Conformément enfin à l’art. 28

RLPNMS, les autorités communales prennent les mesures appropriées pour protéger

les paysages, localités ou sites construits dignes d’être sauvegardés selon la

loi, en élaborant leurs plans directeurs ou d’affectation ou lorsqu’elles

délivrent un permis de construire.

c) S’agissant plus particulièrement

des rives du lac, conformément à l’art. 17 al. 1 let. a LAT, les

zones à protéger comprennent les cours d’eau, les lacs et leurs rives. Au lieu

de délimiter des zones à protéger, le droit cantonal peut prescrire d’autres

mesures adéquates (art. 17 al. 2 LAT). Dans l’énumération des

principes régissant l’aménagement du territoire (art. 3 LAT), l’art. 3

al. 2 let. c LAT prévoit qu’il convient de tenir libres les bords des

lacs et des cours d’eau et de faciliter au public l’accès aux rives et le

passage le long de celles-ci. Cela ne signifie pas que les lacs et leurs rives

doivent, en vertu du droit fédéral, rester libres de constructions ou

d’installations. D’après la doctrine, celles-ci peuvent être admises – sur la

base d’une autorisation ordinaire au sens de l’art. 22 al. 2

let. a LAT ou au contraire sur la base d’une dérogation selon les

art. 24 ss LAT – si leur implantation sur le lac ou sur la rive est

justifiée par des intérêts prépondérants ou si elles sont imposée par leur

destination (ATF 132 II 10 consid. 2.4, et les références citées). Selon le

plan directeur cantonal des rives vaudoises du Lac Léman (année 2000; ci-après:

PDRL), la présence de plusieurs secteurs d’urbanisation à moyenne, voire forte

densité, entre en conflit avec la volonté exprimée par le législateur de

maintenir aussi libres que possible les rives des lacs (p. 9).

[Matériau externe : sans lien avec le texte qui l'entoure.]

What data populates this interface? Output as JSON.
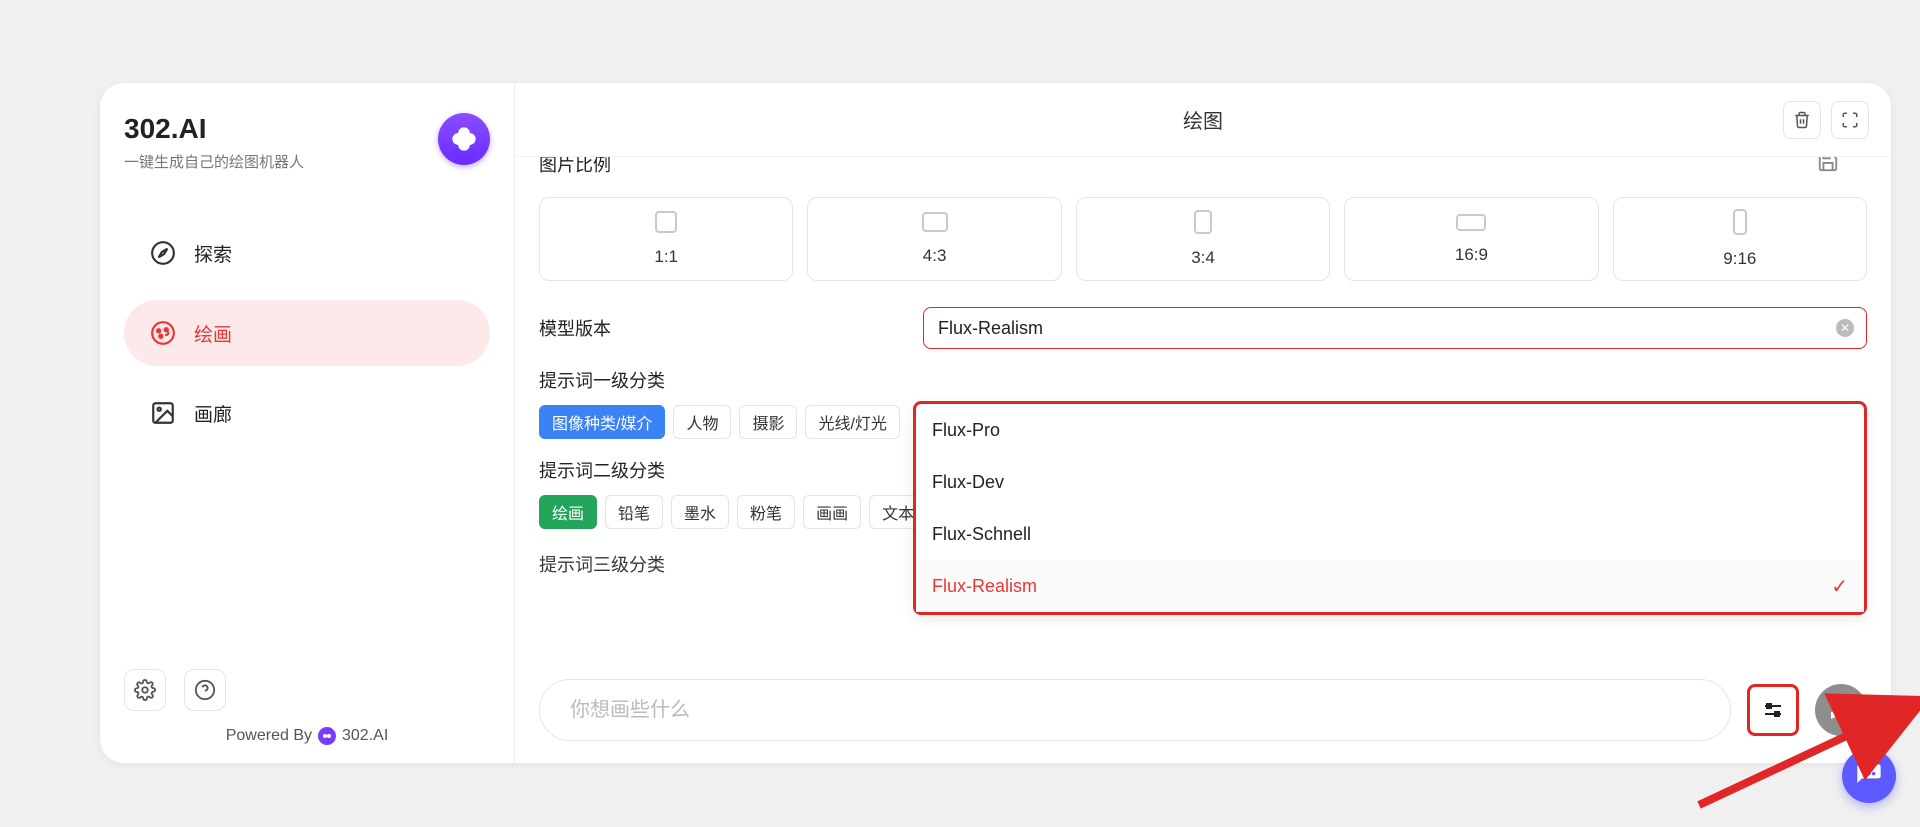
{
  "brand": {
    "title": "302.AI",
    "subtitle": "一键生成自己的绘图机器人"
  },
  "sidebar": {
    "items": [
      {
        "label": "探索"
      },
      {
        "label": "绘画"
      },
      {
        "label": "画廊"
      }
    ]
  },
  "footer": {
    "powered_prefix": "Powered By",
    "powered_name": "302.AI"
  },
  "main": {
    "title": "绘图",
    "aspect_label": "图片比例",
    "ratios": [
      "1:1",
      "4:3",
      "3:4",
      "16:9",
      "9:16"
    ],
    "model_label": "模型版本",
    "model_value": "Flux-Realism",
    "dropdown": [
      "Flux-Pro",
      "Flux-Dev",
      "Flux-Schnell",
      "Flux-Realism"
    ],
    "cat1_label": "提示词一级分类",
    "cat1_chips": [
      "图像种类/媒介",
      "人物",
      "摄影",
      "光线/灯光"
    ],
    "cat2_label": "提示词二级分类",
    "cat2_chips": [
      "绘画",
      "铅笔",
      "墨水",
      "粉笔",
      "画画",
      "文本"
    ],
    "cat3_label": "提示词三级分类",
    "composer_placeholder": "你想画些什么"
  }
}
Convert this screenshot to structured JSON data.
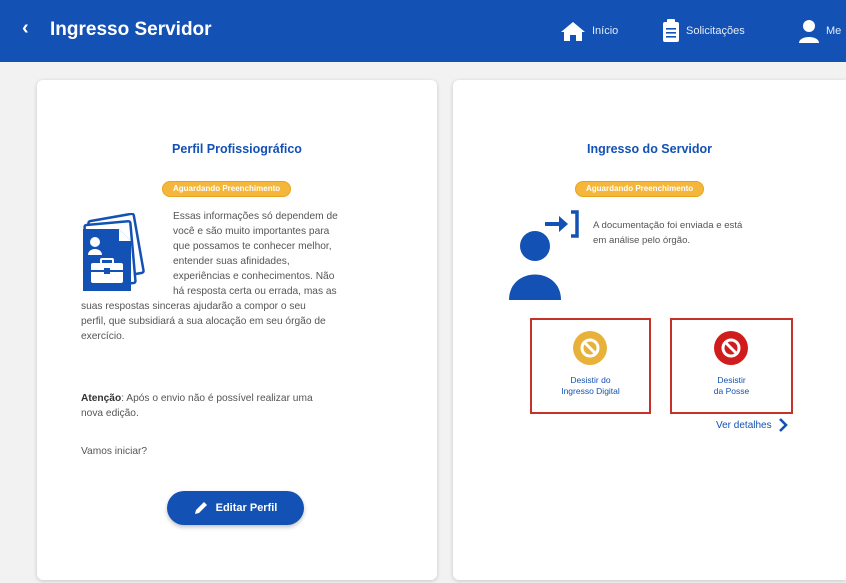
{
  "header": {
    "back_icon": "‹",
    "title": "Ingresso Servidor",
    "nav": {
      "home_label": "Início",
      "requests_label": "Solicitações",
      "profile_label": "Me"
    }
  },
  "left_card": {
    "title": "Perfil Profissiográfico",
    "badge": "Aguardando Preenchimento",
    "intro_lines": [
      "Essas informações só dependem de",
      "você e são muito importantes para",
      "que possamos te conhecer melhor,",
      "entender suas afinidades,",
      "experiências e conhecimentos. Não",
      "há resposta certa ou errada, mas as"
    ],
    "full_lines": [
      "suas respostas sinceras ajudarão a compor o seu",
      "perfil, que subsidiará a sua alocação em seu órgão de",
      "exercício."
    ],
    "attention_label": "Atenção",
    "attention_text": ": Após o envio não é possível realizar uma",
    "attention_text2": "nova edição.",
    "start_question": "Vamos iniciar?",
    "edit_button": "Editar Perfil"
  },
  "right_card": {
    "title": "Ingresso do Servidor",
    "badge": "Aguardando Preenchimento",
    "message_line1": "A documentação foi enviada e está",
    "message_line2": "em análise pelo órgão.",
    "status_digital_line1": "Desistir do",
    "status_digital_line2": "Ingresso Digital",
    "status_posse_line1": "Desistir",
    "status_posse_line2": "da Posse",
    "details_link": "Ver detalhes"
  },
  "colors": {
    "primary": "#1351b4",
    "badge": "#f5b73b",
    "status_yellow": "#e8b23a",
    "status_red": "#d01c1c",
    "box_border": "#c4322a"
  }
}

Le PDLR a

notamment pour objectif de proposer des mesures en faveur d’une mise en valeur

des qualités de chaque espace riverain dans le souci de maintenir la diversité

des activités (p. 41). Ainsi, son option principale en matière

d’aménagement du territoire consiste à promouvoir les vocations des rives,

qu’elles appartiennent au domaine du tourisme, de l’habitat ou de la nature

(p. 41). Il indique par ailleurs que, dans le secteur est, à l’exception

du site des Grangettes, la profondeur de rive est très souvent extrêmement

réduite ; ponctuellement cependant, des améliorations peuvent être

proposées, notamment sur les rares parcelles encore libres de toute construction

(p. 42). Il prévoit enfin différentes mesures générales en matière

d’aménagement du territoire telles que maintenir, sur tout le pourtour du lac,

une faible densité des constructions et orienter le développement et

l’aménagement des rives dans le respect de l’histoire de leur occupation, et en

tenant compte des activités et aménagements caractéristiques de cet espace

(p. 43).

7.

a) En l’espèce, les villas Dubochet sont sises

en zone de faible densité de protection des sites au sens du PA et de

l’art. 40 RPA. On peut d’ailleurs noter que, dans le nPGA, elles sont même

expressément intégrées dans la zone des villas Dubochet, régie par

l’art. 12 nRPGA. L’extérieur des villas, les terrasses ainsi que les

barrières et les grilles de portails des jardins sont classés monuments

historiques par un arrêté du Conseil d’Etat du 23 février 1979. Les parties non

classées sont inscrites à l’inventaire cantonal. Une note *2* a été attribuée à

l’ensemble du quartier, plaçant son intérêt au niveau régional. Selon

l’ordonnance du 9 septembre 1981 concernant l’inventaire fédéral des sites construits

à protéger en Suisse (OISOS ; RS 451.12), un objectif de sauvegarde A est

attribué au quartier des villas Dubochet, signifiant la sauvegarde intégrale de

la substance ; la ville de Montreux, considérée en tant que cas

particulier, figure également dans l’ISOS. Le site en cause est ainsi protégé à

plusieurs titres. Ces différentes mesures de protection démontrent son

importance historique et architecturale, en particulier en tant qu’élément

d’ensemble qu’il convient de protéger. Il sied par ailleurs de relever que la

transformation projetée concerne un bâtiment qui se situe à proximité immédiate

du lac. Il appartient ainsi à la municipalité de délivrer le permis de

construire si elle considère que les conditions qui ressortent de sa

compétence, et notamment le respect de l’art. 86 LATC ou de son règlement

communal, sont remplies.

b) Aux termes de l’art. 86 LATC, la

municipalité veille à ce que les constructions, quelle que soit leur

destination, ainsi que les aménagements qui leur sont liés, présentent un

aspect architectural satisfaisant et s’intègrent à l’environnement (al. 1);

elle refuse le permis pour les constructions ou les démolitions susceptibles de

compromettre l’aspect et le caractère d’un site, d’une localité, d’un quartier

ou d’une rue, ou de nuire à l’aspect d’un édifice de valeur historique,

artistique ou culturelle (al. 2); les règlements communaux doivent contenir des

dispositions en vue d’éviter l’enlaidissement des localités et de leurs abords

(al. 3). Il incombe au premier chef aux autorités

communales de veiller à l'aspect architectural des constructions; elles

disposent à cet égard d'un large pouvoir d'appréciation (ATF 115 Ia 114 consid.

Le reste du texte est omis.